For these high-stakes, one-shot decisions with catastrophic tails, Taleb argues for a different framework: survival-first reasoning. Never take a risk that could be terminal, even if the expected value is positive. Because expected value is only meaningful if you’re still around to collect it.
Two reasoning styles for two kinds of decisions
So what does this leave us with? The most useful synthesis, I think, is to recognise that expected-value reasoning is the correct frame for decisions you’ll make many times and can recover from. The repeated poker hand. The investment portfolio rebalanced over decades. The hiring decision made many times across a career. The small business operating in a stable market. For these, thinking in probabilities and averaging across many decisions produces dramatically better outcomes than outcome-based reasoning.
But for a small number of decisions — the ones where a single bad outcome could end the game — expected-value thinking needs to be overridden by survival thinking. Here, the relevant question isn’t does this have positive expected value, but can I survive the worst-case outcome. If the answer is no, the probabilities don’t matter. You don’t take the bet.
Most people’s lives contain many of the first kind and a small number of the second. Learning to tell which is which is nearly the whole game.
What this changes about how you reason about your own life
The practical implication of expected-value thinking runs deep. You start to judge decisions by the quality of the thinking that produced them, not by the outcome they produced. This is both a liberation and a kind of discipline.

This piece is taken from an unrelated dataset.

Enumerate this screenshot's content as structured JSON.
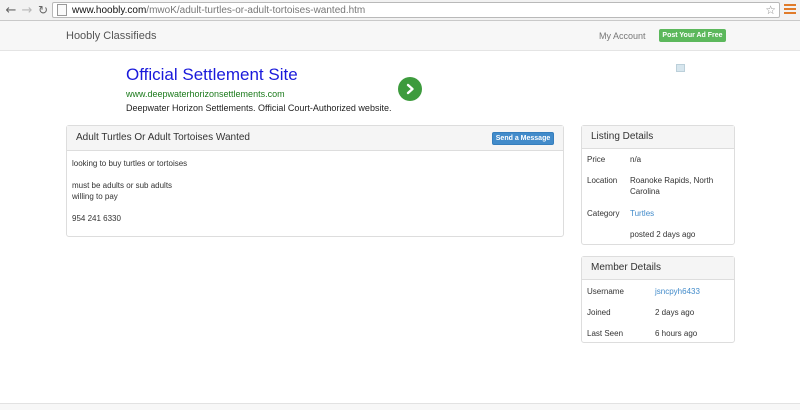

It’s a liberation because when a thoughtful decision produces a bad outcome — a considered investment that loses money, a sensible relationship that ends, a careful career move that doesn’t pan out — you can stop interpreting the outcome as evidence that you’re bad at deciding. You made the best decision available with the information you had. The world was noisy. It broke the wrong way.
It’s a discipline because when a reckless decision produces a good outcome, you can stop taking it as vindication. The drunk driver who got home safely, the gambler on a lucky streak, the entrepreneur whose terrible plan succeeded — none of them learned the right thing from their own success. They made bad decisions and got away with it. Continuing to make bad decisions will, eventually, catch up with them.
The question that remains
Duke ends her book Thinking in Bets with a simple idea. At the end of each day — or week, or year — try to ask two questions about any significant decision you made.

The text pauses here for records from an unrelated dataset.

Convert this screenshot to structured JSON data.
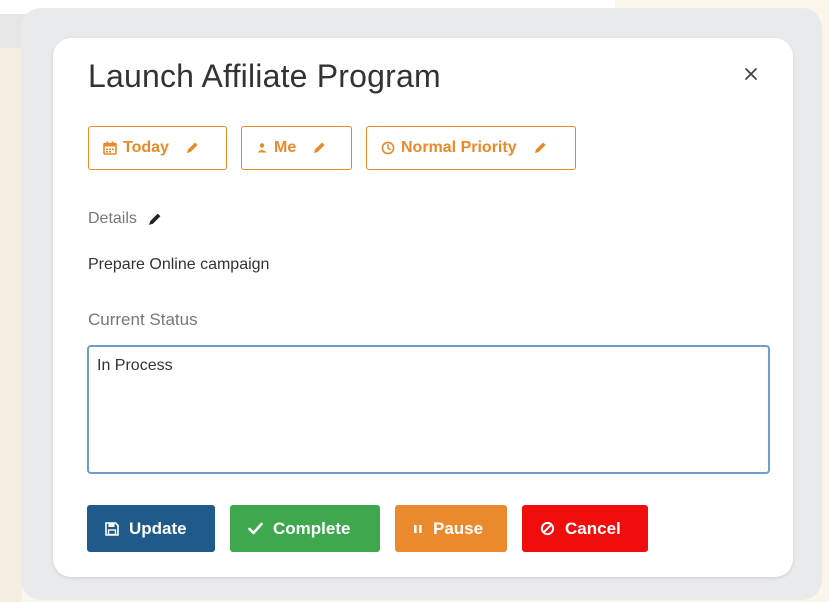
{
  "modal": {
    "title": "Launch Affiliate Program",
    "close_icon": "close-icon",
    "chips": [
      {
        "label": "Today",
        "icon": "calendar-icon"
      },
      {
        "label": "Me",
        "icon": "user-icon"
      },
      {
        "label": "Normal Priority",
        "icon": "clock-icon"
      }
    ],
    "details_label": "Details",
    "details_text": "Prepare Online campaign",
    "status_label": "Current Status",
    "status_value": "In Process",
    "buttons": {
      "update": "Update",
      "complete": "Complete",
      "pause": "Pause",
      "cancel": "Cancel"
    }
  },
  "colors": {
    "accent_orange": "#e8892b",
    "update_blue": "#1f5a8a",
    "complete_green": "#3ea84e",
    "pause_orange": "#ea8a2c",
    "cancel_red": "#f20d0d",
    "input_border": "#6e9fc9"
  }
}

First: was this a good decision, given what I knew when I made it?
Second: did it produce a good outcome?
Most people only ask the second. Learning to ask the first — and to separate your judgement of your own decisions from the noisy, luck-drenched results they happened to produce — is a skill with no ceiling.
The question for your own life, then, is perhaps this:
If you separated the quality of your recent decisions from their actual outcomes, how many of your wins were really wins, and how many of your losses were really losses?
Key research referenced: Annie Duke, Thinking in Bets (2018); Daniel Kahneman, Thinking, Fast and Slow (2011); Jonathan Baron and John Hershey’s outcome-bias research (1988); Philip Tetlock, Superforecasting (2015) and the Good Judgment Project; Nassim Taleb’s writing on fat-tailed distributions and survival-first reasoning.